Médias

Illogique transparence

La Ville de Brossard a récemment résolu de retirer ses avis publics des journaux. Ces avis seront désormais accessibles dans les édifices municipaux et sur le site Internet de la municipalité. Elle emboîte ainsi le pas à des dizaines d’autres villes qui, depuis que la loi le permet (2017), numérisent la diffusion de leurs avis.

En lisant le contexte joint au projet de règlement, on apprend que:

D’une part, la publication des avis publics sur le site web de la Ville est le mode de consultation privilégié des citoyens en raison de sa transparence et de son instantanéité. Il s’agit d’autant plus d’un outil centralisé permettant au public à la fois de consulter l’historique des avis publics. D’autre part, les directions nécessitant la publication de tels avis publics bénéficieront d’une plus grande agilité dans leurs opérations.

(…)

Ainsi, tout avis public donné pour des fins municipales n’aura pas à être publié dans un journal local, mais uniquement sur le site web de la Ville. Toutefois, des publications dans le journal pourront être faites en sus afin d’obtenir un plus grand degré de pénétration auprès de la population.

Or, derrière cette bienveillance se trouve une grande contradiction. Si on prévoit devoir publier certains avis dans le journal « afin d’obtenir un plus grand degré de pénétration auprès de la population », il y a là un aveu que la stratégie actuelle aura pour effet de restreindre cette pénétration. N’est-ce pas?

Je serais curieuse de savoir comment la municipalité a évalué que la consultation des avis publics est privilégiée en ligne par les citoyens. A-t-elle réalisé un sondage? Si oui, l’a-t-elle fait uniquement en ligne?

Rappelons-nous en 2018, la municipalité voisine de Saint-Lambert avait aussi retiré ses avis publics des journaux en se basant sur une consul­tation publique menée par la ville de Beloeil selon laquelle 72 % de la population ne consultait pas les avis publics dans l’hebdomadaire local. Or, cette statistique ne correspondait qu’aux citoyens ayant répondu au sondage en ligne, et qui consultent donc déjà le site de la municipalité. (Cette anecdote et d’autres savoureuses se trouve dans mon essai Extinction de voix)

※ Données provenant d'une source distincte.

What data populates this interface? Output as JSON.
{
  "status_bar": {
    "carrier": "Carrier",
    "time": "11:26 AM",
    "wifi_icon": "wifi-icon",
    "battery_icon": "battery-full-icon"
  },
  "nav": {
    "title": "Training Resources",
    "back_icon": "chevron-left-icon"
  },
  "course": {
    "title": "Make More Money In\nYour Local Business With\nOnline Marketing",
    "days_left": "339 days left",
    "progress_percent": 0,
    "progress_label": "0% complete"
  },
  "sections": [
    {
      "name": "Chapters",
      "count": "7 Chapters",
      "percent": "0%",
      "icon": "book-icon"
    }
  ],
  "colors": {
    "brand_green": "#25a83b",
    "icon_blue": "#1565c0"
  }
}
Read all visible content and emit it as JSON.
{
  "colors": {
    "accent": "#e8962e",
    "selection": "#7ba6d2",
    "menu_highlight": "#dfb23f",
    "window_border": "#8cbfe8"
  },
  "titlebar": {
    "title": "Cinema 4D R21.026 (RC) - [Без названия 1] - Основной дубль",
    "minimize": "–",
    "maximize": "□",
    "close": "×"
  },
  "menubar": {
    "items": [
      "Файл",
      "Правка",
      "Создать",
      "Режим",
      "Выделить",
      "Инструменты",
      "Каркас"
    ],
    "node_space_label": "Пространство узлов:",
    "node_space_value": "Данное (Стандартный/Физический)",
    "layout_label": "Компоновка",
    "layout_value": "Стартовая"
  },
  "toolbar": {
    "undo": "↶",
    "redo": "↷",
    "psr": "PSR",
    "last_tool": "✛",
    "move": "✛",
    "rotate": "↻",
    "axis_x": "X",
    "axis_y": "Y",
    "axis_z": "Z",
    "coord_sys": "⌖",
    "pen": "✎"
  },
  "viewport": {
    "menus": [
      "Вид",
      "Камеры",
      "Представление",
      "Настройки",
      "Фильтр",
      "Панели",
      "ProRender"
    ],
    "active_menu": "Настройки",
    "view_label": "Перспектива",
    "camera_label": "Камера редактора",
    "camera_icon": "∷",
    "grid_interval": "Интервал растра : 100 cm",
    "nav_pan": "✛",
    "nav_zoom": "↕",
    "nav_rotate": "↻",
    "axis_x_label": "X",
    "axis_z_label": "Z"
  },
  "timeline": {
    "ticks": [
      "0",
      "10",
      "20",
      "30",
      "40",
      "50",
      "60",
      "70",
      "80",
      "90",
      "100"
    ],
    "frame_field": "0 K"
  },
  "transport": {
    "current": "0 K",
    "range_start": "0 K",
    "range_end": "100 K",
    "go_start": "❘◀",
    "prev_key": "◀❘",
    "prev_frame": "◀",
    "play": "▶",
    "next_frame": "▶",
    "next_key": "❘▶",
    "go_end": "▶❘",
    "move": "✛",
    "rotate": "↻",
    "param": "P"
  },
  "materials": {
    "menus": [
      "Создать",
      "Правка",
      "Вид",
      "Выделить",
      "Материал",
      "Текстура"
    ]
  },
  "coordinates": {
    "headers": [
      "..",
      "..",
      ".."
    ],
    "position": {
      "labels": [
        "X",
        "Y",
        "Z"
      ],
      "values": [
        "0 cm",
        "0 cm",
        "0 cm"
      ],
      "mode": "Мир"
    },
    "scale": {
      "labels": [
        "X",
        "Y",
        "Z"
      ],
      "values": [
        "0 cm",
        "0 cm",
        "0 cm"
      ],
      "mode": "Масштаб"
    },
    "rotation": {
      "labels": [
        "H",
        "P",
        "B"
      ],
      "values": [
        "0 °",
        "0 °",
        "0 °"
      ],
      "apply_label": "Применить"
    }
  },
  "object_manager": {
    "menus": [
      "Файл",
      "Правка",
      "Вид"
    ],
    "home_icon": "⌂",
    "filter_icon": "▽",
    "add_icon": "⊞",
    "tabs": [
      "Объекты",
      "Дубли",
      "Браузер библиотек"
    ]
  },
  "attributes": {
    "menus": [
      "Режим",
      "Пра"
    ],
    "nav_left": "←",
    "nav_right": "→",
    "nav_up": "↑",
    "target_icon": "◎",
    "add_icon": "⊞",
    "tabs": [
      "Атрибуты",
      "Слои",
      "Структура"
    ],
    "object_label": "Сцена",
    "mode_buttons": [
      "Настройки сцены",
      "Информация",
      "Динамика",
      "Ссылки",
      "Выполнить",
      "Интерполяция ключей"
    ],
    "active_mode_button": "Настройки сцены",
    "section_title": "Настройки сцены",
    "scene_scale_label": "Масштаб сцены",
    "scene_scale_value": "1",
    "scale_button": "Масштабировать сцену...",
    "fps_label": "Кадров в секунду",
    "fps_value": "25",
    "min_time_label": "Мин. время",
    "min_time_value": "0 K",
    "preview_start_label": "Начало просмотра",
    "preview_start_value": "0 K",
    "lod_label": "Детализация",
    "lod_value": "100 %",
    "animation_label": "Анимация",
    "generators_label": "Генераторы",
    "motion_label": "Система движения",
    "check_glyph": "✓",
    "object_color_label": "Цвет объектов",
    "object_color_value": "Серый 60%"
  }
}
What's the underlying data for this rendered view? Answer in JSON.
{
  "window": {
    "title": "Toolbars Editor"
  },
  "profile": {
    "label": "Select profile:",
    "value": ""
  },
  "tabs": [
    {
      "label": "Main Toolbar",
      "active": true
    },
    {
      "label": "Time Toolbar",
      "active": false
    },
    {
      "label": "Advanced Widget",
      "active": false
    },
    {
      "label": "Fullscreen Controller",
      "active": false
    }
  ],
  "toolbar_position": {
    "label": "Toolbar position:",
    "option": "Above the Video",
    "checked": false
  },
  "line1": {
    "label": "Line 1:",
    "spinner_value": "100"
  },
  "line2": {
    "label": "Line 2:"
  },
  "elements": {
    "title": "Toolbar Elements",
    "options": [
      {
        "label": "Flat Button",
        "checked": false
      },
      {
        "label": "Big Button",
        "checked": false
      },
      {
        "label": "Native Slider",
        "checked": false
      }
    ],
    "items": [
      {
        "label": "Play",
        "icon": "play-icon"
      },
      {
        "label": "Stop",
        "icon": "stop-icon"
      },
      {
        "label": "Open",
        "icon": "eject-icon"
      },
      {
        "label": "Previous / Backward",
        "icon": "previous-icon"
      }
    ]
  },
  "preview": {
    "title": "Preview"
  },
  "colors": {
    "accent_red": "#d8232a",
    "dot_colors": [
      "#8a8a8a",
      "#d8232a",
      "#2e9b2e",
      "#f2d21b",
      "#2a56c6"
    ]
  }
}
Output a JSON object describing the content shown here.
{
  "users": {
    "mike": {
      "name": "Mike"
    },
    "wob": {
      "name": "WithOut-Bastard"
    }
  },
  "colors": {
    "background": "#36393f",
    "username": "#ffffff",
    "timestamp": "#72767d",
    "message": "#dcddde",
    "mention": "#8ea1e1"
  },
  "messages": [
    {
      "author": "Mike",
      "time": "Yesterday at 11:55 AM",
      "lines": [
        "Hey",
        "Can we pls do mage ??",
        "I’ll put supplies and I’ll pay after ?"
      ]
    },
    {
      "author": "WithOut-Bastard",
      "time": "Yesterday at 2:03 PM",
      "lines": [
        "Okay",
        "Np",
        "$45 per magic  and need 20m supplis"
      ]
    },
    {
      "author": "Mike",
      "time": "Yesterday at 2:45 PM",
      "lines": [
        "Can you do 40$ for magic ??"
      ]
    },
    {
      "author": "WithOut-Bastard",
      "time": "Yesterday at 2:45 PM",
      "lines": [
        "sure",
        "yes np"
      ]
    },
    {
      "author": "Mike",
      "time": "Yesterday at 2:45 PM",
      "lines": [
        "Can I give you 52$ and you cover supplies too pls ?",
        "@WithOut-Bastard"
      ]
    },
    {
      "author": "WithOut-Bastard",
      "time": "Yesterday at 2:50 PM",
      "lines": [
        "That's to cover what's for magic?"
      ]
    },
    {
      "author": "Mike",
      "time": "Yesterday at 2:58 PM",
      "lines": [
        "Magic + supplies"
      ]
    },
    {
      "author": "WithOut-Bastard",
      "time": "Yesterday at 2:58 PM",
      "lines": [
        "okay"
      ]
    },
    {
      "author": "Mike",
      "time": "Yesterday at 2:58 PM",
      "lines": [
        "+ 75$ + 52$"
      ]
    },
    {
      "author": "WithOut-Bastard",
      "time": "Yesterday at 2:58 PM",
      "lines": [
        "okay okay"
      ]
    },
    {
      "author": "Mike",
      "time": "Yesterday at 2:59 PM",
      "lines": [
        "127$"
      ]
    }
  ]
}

On comprend surtout à la lecture de la mise en contexte que l’objectif recherché par la mesure n’est pas nécessairement de mieux communiquer l’information, mais plutôt d’offrir davantage « d’agilité » aux directions municipales.

On apprend aussi, via mon collègue du FM 103,3, que de cesser de publier systématiquement les avis publics dans les journaux entraînera une économie récurrente et annuelle d’environ 20 000$ pour la Ville.

Quand on sait que le plus récent budget de Brossard était de 225,8 millions de dollars, on réalise que l’économie est minime. Aussi bien dire une goutte d’eau dans l’océan.

Pour vous donner une idée de ce que cela représente, la somme allouée aux avis publics représente 1$ par tranche de 11 290$ dépensé par la Ville, à savoir 0.0001% de son budget.

Pour un journal hebdomadaire, la somme de 20 000$ peut représenter la moitié du salaire d’un journaliste à temps plein. L’impact est important, d’autant plus qu’on le sait, les médias et particulièrement les médias de l’imprimé, souffrent depuis maintenant des décennies de l’exode des revenus publicitaires vers les plateformes numériques américaines et de la diminution des abonnements payants.

Je n’avance pas ici que la perte de 20 000$ sonnera le glas d’un ou plusieurs médias. Cela étant dit, cela les privera, une fois de plus, de revenus leur permettant d’accomplir leur mission de surveillance de l’exercice des pouvoirs et de communiquer au public la manière dont les affaires publiques sont administrées.

Pour épargner un dix-millième de son budget, Brossard réduit donc la portée de ses avis publics. Quelle logique y-a-t-il là?

La véritable transparence, c’est de rendre l’information accessible sur une multitude de plateformes et de support pour rejoindre un nombre maximal de citoyens.Pas l’inverse.

Ce n’est pas un réflexe de tous les citoyens de se tourner vers le site Web des municipalités pour consulter tous les avis publics. C’est souvent par hasard, en feuilletant leur journal local, que les gens découvrent un projet pour lequel ils ont quelque chose à dire.

Penser le contraire, c’est se mettre le doigt dans l’œil.